山川穂高を巡る“人的補償大騒動”で再注目 「称賛されて然るべき」内海哲也、長野久義という生き方
いまだ余波が広まるなか、ファンの間で「再評価」が進んでいる二人の男がいます。ともにFAの人的補償で巨人を離れた内海哲也投手と長野久義外野手です。
内海投手は18年オフに、西武から巨人へFA移籍した炭谷銀仁朗捕手の人的補償として西武に入団。相次ぐ故障もあって4年間で一軍では2勝止まりでしたが、野球に対する真摯な姿勢は若手投手陣の間でも多くの信奉者を生み、「生きたお手本」として強い影響を与えました。
引退後は西武のファーム投手コーチを務め、後進の育成に寄与。現役時代から師弟関係にあった巨人・阿部慎之助新監督の誕生に伴い、古巣に戻りましたが、筋を通す姿勢は西武ファン、巨人ファンだけでなく多くの野球好きから称賛されています。
長野選手は同じく18年オフ、「内海西武移籍」からわずか17日後に、広島から巨人にFA移籍してきた丸佳浩外野手の人的補償として広島へ。しかし、新天地でも人格者として愛されキャラの立ち位置を確立し、巨人に戻った今もなお、広島における「長野人気」は不動となっています。
前述のベテラン記者は言います。
「内海投手も長野投手もドラフトの際には巨人への思いを貫き、他球団の指名を断って入団した経緯があります。そんな『功労者』もプロテクト漏れしてしまうのがFAの厳しいところ。二人とも思うところもあったでしょうが、気持ちを切り替えてゴネることなく新天地へ向かったその姿勢は、称賛されて然るべきでしょう。
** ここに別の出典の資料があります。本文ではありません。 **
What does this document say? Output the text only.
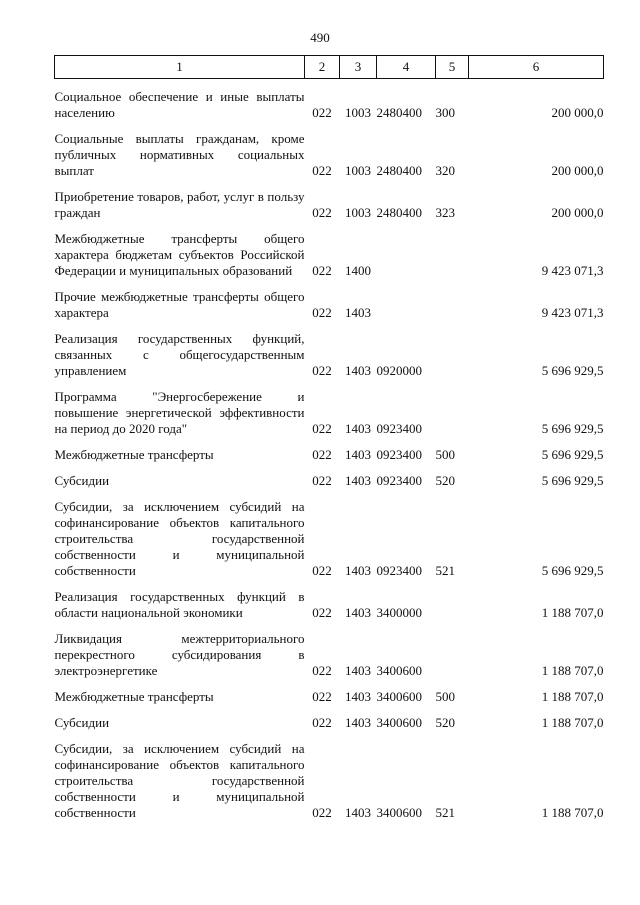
490
1	2	3	4	5	6

Социальное обеспечение и иные выплаты населению	022	1003	2480400	300	200 000,0

Социальные выплаты гражданам, кроме публичных нормативных социальных выплат	022	1003	2480400	320	200 000,0

Приобретение товаров, работ, услуг в пользу граждан	022	1003	2480400	323	200 000,0

Межбюджетные трансферты общего характера бюджетам субъектов Российской Федерации и муниципальных образований	022	1400			9 423 071,3

Прочие межбюджетные трансферты общего характера	022	1403			9 423 071,3

Реализация государственных функций, связанных с общегосударственным управлением	022	1403	0920000		5 696 929,5

Программа "Энергосбережение и повышение энергетической эффективности на период до 2020 года"	022	1403	0923400		5 696 929,5

Межбюджетные трансферты	022	1403	0923400	500	5 696 929,5

Субсидии	022	1403	0923400	520	5 696 929,5

Субсидии, за исключением субсидий на софинансирование объектов капитального строительства государственной собственности и муниципальной собственности	022	1403	0923400	521	5 696 929,5

Реализация государственных функций в области национальной экономики	022	1403	3400000		1 188 707,0

Ликвидация межтерриториального перекрестного субсидирования в электроэнергетике	022	1403	3400600		1 188 707,0

Межбюджетные трансферты	022	1403	3400600	500	1 188 707,0

Субсидии	022	1403	3400600	520	1 188 707,0

Субсидии, за исключением субсидий на софинансирование объектов капитального строительства государственной собственности и муниципальной собственности	022	1403	3400600	521	1 188 707,0
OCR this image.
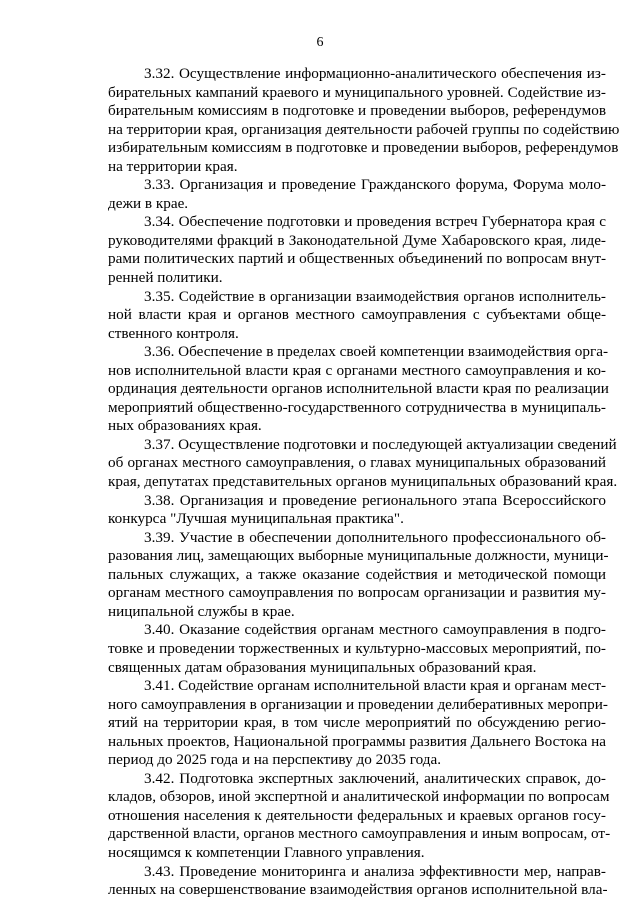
6
3.32. Осуществление информационно-аналитического обеспечения из-
бирательных кампаний краевого и муниципального уровней. Содействие из-
бирательным комиссиям в подготовке и проведении выборов, референдумов
на территории края, организация деятельности рабочей группы по содействию
избирательным комиссиям в подготовке и проведении выборов, референдумов
на территории края.
3.33. Организация и проведение Гражданского форума, Форума моло-
дежи в крае.
3.34. Обеспечение подготовки и проведения встреч Губернатора края с
руководителями фракций в Законодательной Думе Хабаровского края, лиде-
рами политических партий и общественных объединений по вопросам внут-
ренней политики.
3.35. Содействие в организации взаимодействия органов исполнитель-
ной власти края и органов местного самоуправления с субъектами обще-
ственного контроля.
3.36. Обеспечение в пределах своей компетенции взаимодействия орга-
нов исполнительной власти края с органами местного самоуправления и ко-
ординация деятельности органов исполнительной власти края по реализации
мероприятий общественно-государственного сотрудничества в муниципаль-
ных образованиях края.
3.37. Осуществление подготовки и последующей актуализации сведений
об органах местного самоуправления, о главах муниципальных образований
края, депутатах представительных органов муниципальных образований края.
3.38. Организация и проведение регионального этапа Всероссийского
конкурса "Лучшая муниципальная практика".
3.39. Участие в обеспечении дополнительного профессионального об-
разования лиц, замещающих выборные муниципальные должности, муници-
пальных служащих, а также оказание содействия и методической помощи
органам местного самоуправления по вопросам организации и развития му-
ниципальной службы в крае.
3.40. Оказание содействия органам местного самоуправления в подго-
товке и проведении торжественных и культурно-массовых мероприятий, по-
священных датам образования муниципальных образований края.
3.41. Содействие органам исполнительной власти края и органам мест-
ного самоуправления в организации и проведении делиберативных меропри-
ятий на территории края, в том числе мероприятий по обсуждению регио-
нальных проектов, Национальной программы развития Дальнего Востока на
период до 2025 года и на перспективу до 2035 года.
3.42. Подготовка экспертных заключений, аналитических справок, до-
кладов, обзоров, иной экспертной и аналитической информации по вопросам
отношения населения к деятельности федеральных и краевых органов госу-
дарственной власти, органов местного самоуправления и иным вопросам, от-
носящимся к компетенции Главного управления.
3.43. Проведение мониторинга и анализа эффективности мер, направ-
ленных на совершенствование взаимодействия органов исполнительной вла-
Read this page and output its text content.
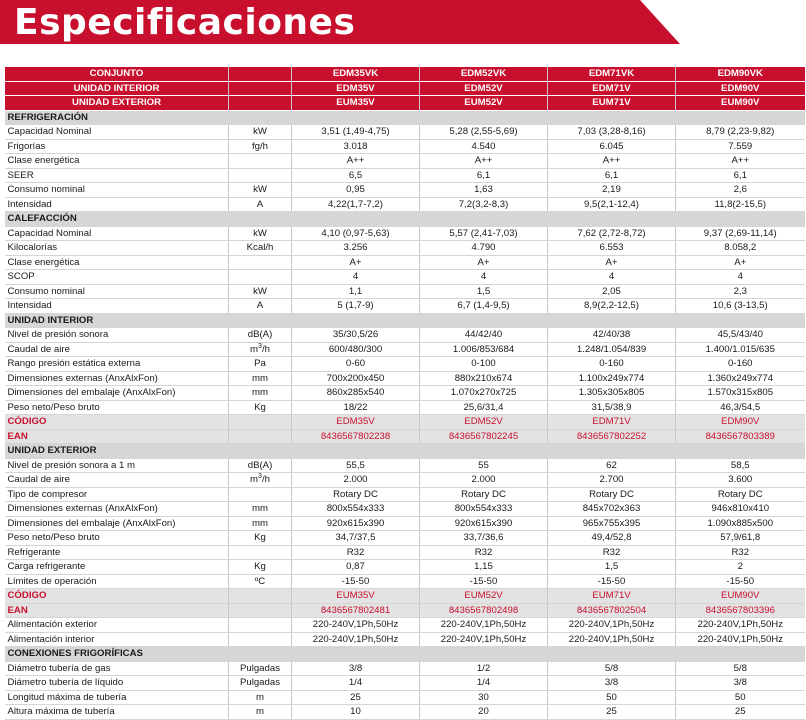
Especificaciones
CONJUNTO		EDM35VK	EDM52VK	EDM71VK	EDM90VK
UNIDAD INTERIOR		EDM35V	EDM52V	EDM71V	EDM90V
UNIDAD EXTERIOR		EUM35V	EUM52V	EUM71V	EUM90V
REFRIGERACIÓN					
Capacidad Nominal	kW	3,51 (1,49-4,75)	5,28 (2,55-5,69)	7,03 (3,28-8,16)	8,79 (2,23-9,82)
Frigorías	fg/h	3.018	4.540	6.045	7.559
Clase energética		A++	A++	A++	A++
SEER		6,5	6,1	6,1	6,1
Consumo nominal	kW	0,95	1,63	2,19	2,6
Intensidad	A	4,22(1,7-7,2)	7,2(3,2-8,3)	9,5(2,1-12,4)	11,8(2-15,5)
CALEFACCIÓN					
Capacidad Nominal	kW	4,10 (0,97-5,63)	5,57 (2,41-7,03)	7,62 (2,72-8,72)	9,37 (2,69-11,14)
Kilocalorías	Kcal/h	3.256	4.790	6.553	8.058,2
Clase energética		A+	A+	A+	A+
SCOP		4	4	4	4
Consumo nominal	kW	1,1	1,5	2,05	2,3
Intensidad	A	5 (1,7-9)	6,7 (1,4-9,5)	8,9(2,2-12,5)	10,6 (3-13,5)
UNIDAD INTERIOR					
Nivel de presión sonora	dB(A)	35/30,5/26	44/42/40	42/40/38	45,5/43/40
Caudal de aire	$m^3/h$	600/480/300	1.006/853/684	1.248/1.054/839	1.400/1.015/635
Rango presión estática externa	Pa	0-60	0-100	0-160	0-160
Dimensiones externas (AnxAlxFon)	mm	700x200x450	880x210x674	1.100x249x774	1.360x249x774
Dimensiones del embalaje (AnxAlxFon)	mm	860x285x540	1.070x270x725	1.305x305x805	1.570x315x805
Peso neto/Peso bruto	Kg	18/22	25,6/31,4	31,5/38,9	46,3/54,5
CÓDIGO		EDM35V	EDM52V	EDM71V	EDM90V
EAN		8436567802238	8436567802245	8436567802252	8436567803389
UNIDAD EXTERIOR					
Nivel de presión sonora a 1 m	dB(A)	55,5	55	62	58,5
Caudal de aire	$m^3/h$	2.000	2.000	2.700	3.600
Tipo de compresor		Rotary DC	Rotary DC	Rotary DC	Rotary DC
Dimensiones externas (AnxAlxFon)	mm	800x554x333	800x554x333	845x702x363	946x810x410
Dimensiones del embalaje (AnxAlxFon)	mm	920x615x390	920x615x390	965x755x395	1.090x885x500
Peso neto/Peso bruto	Kg	34,7/37,5	33,7/36,6	49,4/52,8	57,9/61,8
Refrigerante		R32	R32	R32	R32
Carga refrigerante	Kg	0,87	1,15	1,5	2
Límites de operación	ºC	-15-50	-15-50	-15-50	-15-50
CÓDIGO		EUM35V	EUM52V	EUM71V	EUM90V
EAN		8436567802481	8436567802498	8436567802504	8436567803396
Alimentación exterior		220-240V,1Ph,50Hz	220-240V,1Ph,50Hz	220-240V,1Ph,50Hz	220-240V,1Ph,50Hz
Alimentación interior		220-240V,1Ph,50Hz	220-240V,1Ph,50Hz	220-240V,1Ph,50Hz	220-240V,1Ph,50Hz
CONEXIONES FRIGORÍFICAS					
Diámetro tubería de gas	Pulgadas	3/8	1/2	5/8	5/8
Diámetro tubería de líquido	Pulgadas	1/4	1/4	3/8	3/8
Longitud máxima de tubería	m	25	30	50	50
Altura máxima de tubería	m	10	20	25	25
そして引退後、指導者になったとき、他球団の異文化を体感した経験は必ず役に立ちます。『求められて行く』わけですから、人的補償での移籍は決して悲観するものではない。むしろ『新たな出会い』を楽しむぐらいの強かさが、プロ野球選手には求められると言えるでしょう」
今回の騒動の末、所沢の地に向かうことになった甲斐野央投手の未来が明るいものになることを、願わずにはいられません。